The deal came after a marathon four-day negotiating session at the studios’ trade association, located in a Sherman Oaks strip mall, that included top entertainment executives such as Disney’s Bob Iger and Ted Sarandos from Netflix. There, they negotiated points of agreement, including the minimum size of writing rooms and the payment structure for content on streaming platforms. They also debated text governing the use of artificial intelligence, which is viewed with suspicion by unions across sectors as likely to eliminate jobs.
Now the focus is on the much larger actors’ union, which went on strike in July and suspended its own negotiations pending an agreement from the writers.
The two strikes – the industry’s first in 60 years – were emblematic of this year’s “hot summer of work,” where Los Angeles was the epicenter of a wave of union mobilization. Pickets of school workers, hotel workers and artists dotted the city. Nationally, the ongoing auto worker strike has kept unions in the spotlight, with President Joe Biden and former President Donald Trump planning visits to Michigan this week to show solidarity with workers.

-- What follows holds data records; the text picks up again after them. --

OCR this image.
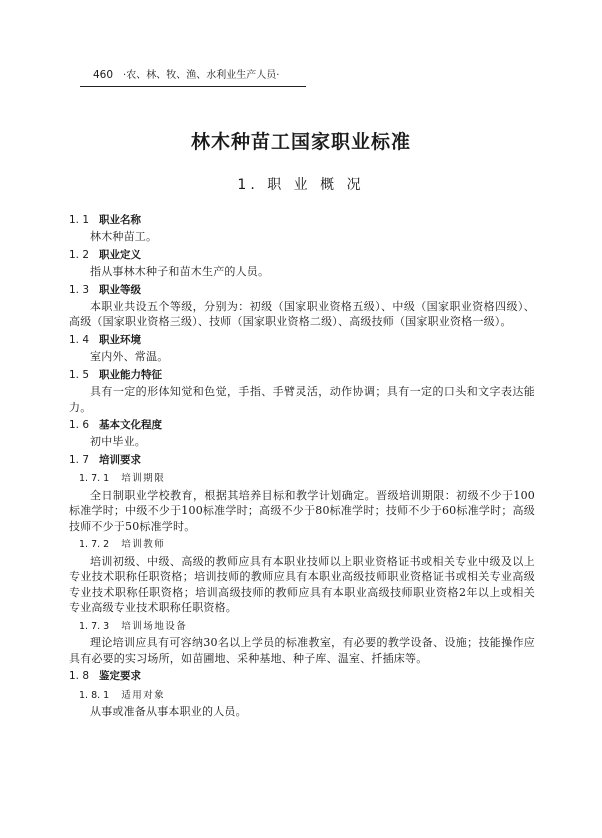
460 ·农、林、牧、渔、水利业生产人员·
林木种苗工国家职业标准
1. 职 业 概 况
1. 1 职业名称

林木种苗工。

1. 2 职业定义

指从事林木种子和苗木生产的人员。

1. 3 职业等级

本职业共设五个等级，分别为：初级（国家职业资格五级）、中级（国家职业资格四级）、高级（国家职业资格三级）、技师（国家职业资格二级）、高级技师（国家职业资格一级）。

1. 4 职业环境

室内外、常温。

1. 5 职业能力特征

具有一定的形体知觉和色觉，手指、手臂灵活，动作协调；具有一定的口头和文字表达能力。

1. 6 基本文化程度

初中毕业。

1. 7 培训要求
1. 7. 1 培训期限

全日制职业学校教育，根据其培养目标和教学计划确定。晋级培训期限：初级不少于100标准学时；中级不少于100标准学时；高级不少于80标准学时；技师不少于60标准学时；高级技师不少于50标准学时。

1. 7. 2 培训教师

培训初级、中级、高级的教师应具有本职业技师以上职业资格证书或相关专业中级及以上专业技术职称任职资格；培训技师的教师应具有本职业高级技师职业资格证书或相关专业高级专业技术职称任职资格；培训高级技师的教师应具有本职业高级技师职业资格2年以上或相关专业高级专业技术职称任职资格。

1. 7. 3 培训场地设备

理论培训应具有可容纳30名以上学员的标准教室，有必要的教学设备、设施；技能操作应具有必要的实习场所，如苗圃地、采种基地、种子库、温室、扦插床等。

1. 8 鉴定要求
1. 8. 1 适用对象

从事或准备从事本职业的人员。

In Hollywood, the impasse which lasted several months cost the Californian economy several billion dollars.
In Los Angeles, permitted film and television shootings were down 69% for the week of September 17 compared to the same period last year, according to FilmLA, a nonprofit organization that serves as the official office of the cinema for the city and county of Los Angeles. Angeles. Although some production has continued, such as reality television and non-union independent films, no scripted television programs have been in production since mid-July. The status quo has slowed down the work of related businesses such as caterers and dry cleaners.
Production will not restart immediately. After members of the Writers Guild of America voted in favor of the deal, the studios must reach their own agreement with the actors’ union.

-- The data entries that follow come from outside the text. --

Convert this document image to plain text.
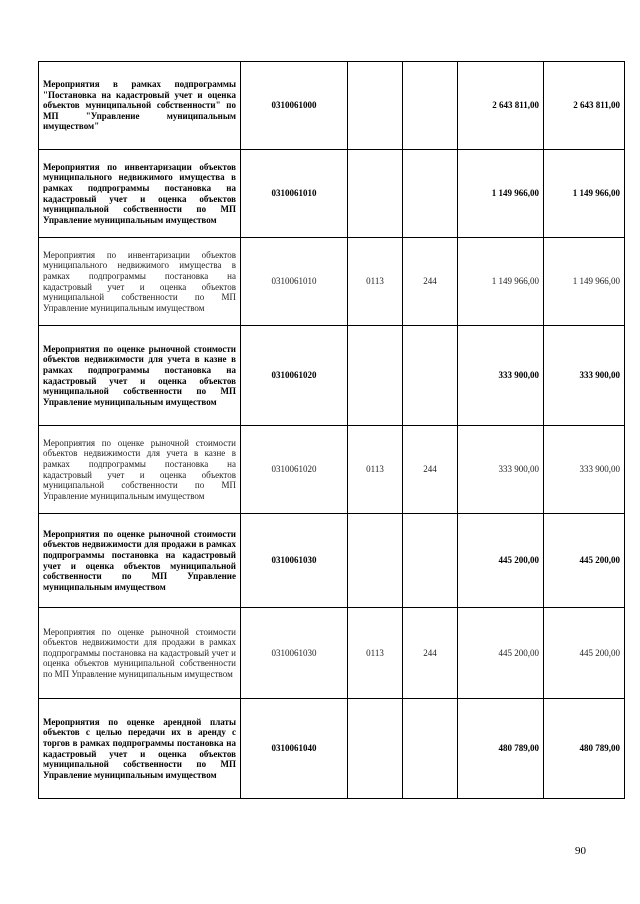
Мероприятия в рамках подпрограммы "Постановка на кадастровый учет и оценка объектов муниципальной собственности" по МП "Управление муниципальным имуществом"	0310061000			2 643 811,00	2 643 811,00
Мероприятия по инвентаризации объектов муниципального недвижимого имущества в рамках подпрограммы постановка на кадастровый учет и оценка объектов муниципальной собственности по МП Управление муниципальным имуществом	0310061010			1 149 966,00	1 149 966,00
Мероприятия по инвентаризации объектов муниципального недвижимого имущества в рамках подпрограммы постановка на кадастровый учет и оценка объектов муниципальной собственности по МП Управление муниципальным имуществом	0310061010	0113	244	1 149 966,00	1 149 966,00
Мероприятия по оценке рыночной стоимости объектов недвижимости для учета в казне в рамках подпрограммы постановка на кадастровый учет и оценка объектов муниципальной собственности по МП Управление муниципальным имуществом	0310061020			333 900,00	333 900,00
Мероприятия по оценке рыночной стоимости объектов недвижимости для учета в казне в рамках подпрограммы постановка на кадастровый учет и оценка объектов муниципальной собственности по МП Управление муниципальным имуществом	0310061020	0113	244	333 900,00	333 900,00
Мероприятия по оценке рыночной стоимости объектов недвижимости для продажи в рамках подпрограммы постановка на кадастровый учет и оценка объектов муниципальной собственности по МП Управление муниципальным имуществом	0310061030			445 200,00	445 200,00
Мероприятия по оценке рыночной стоимости объектов недвижимости для продажи в рамках подпрограммы постановка на кадастровый учет и оценка объектов муниципальной собственности по МП Управление муниципальным имуществом	0310061030	0113	244	445 200,00	445 200,00
Мероприятия по оценке арендной платы объектов с целью передачи их в аренду с торгов в рамках подпрограммы постановка на кадастровый учет и оценка объектов муниципальной собственности по МП Управление муниципальным имуществом	0310061040			480 789,00	480 789,00
90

Newsom, who initially said he would only intervene if both sides wanted it, has been increasingly optimistic in recent weeks about the prospect of a resolution. He told POLITICO earlier this month that his conversations with the parties involved made him think a deal was close to being reached.
“At some point we’re going to land this plane,” he said.
Like the governor, Bass did not play a leading role in contract negotiations. The mayor has kept her public statements to a minimum during the nearly five-month standoff, lest it appear to distract from her top priority: cracking down on Los Angeles’ homeless crisis.
Yet as rumors of an imminent deal swirled in recent days, Bass stepped in Friday night with a public push to the finish line, urging the parties to “get this deal done.”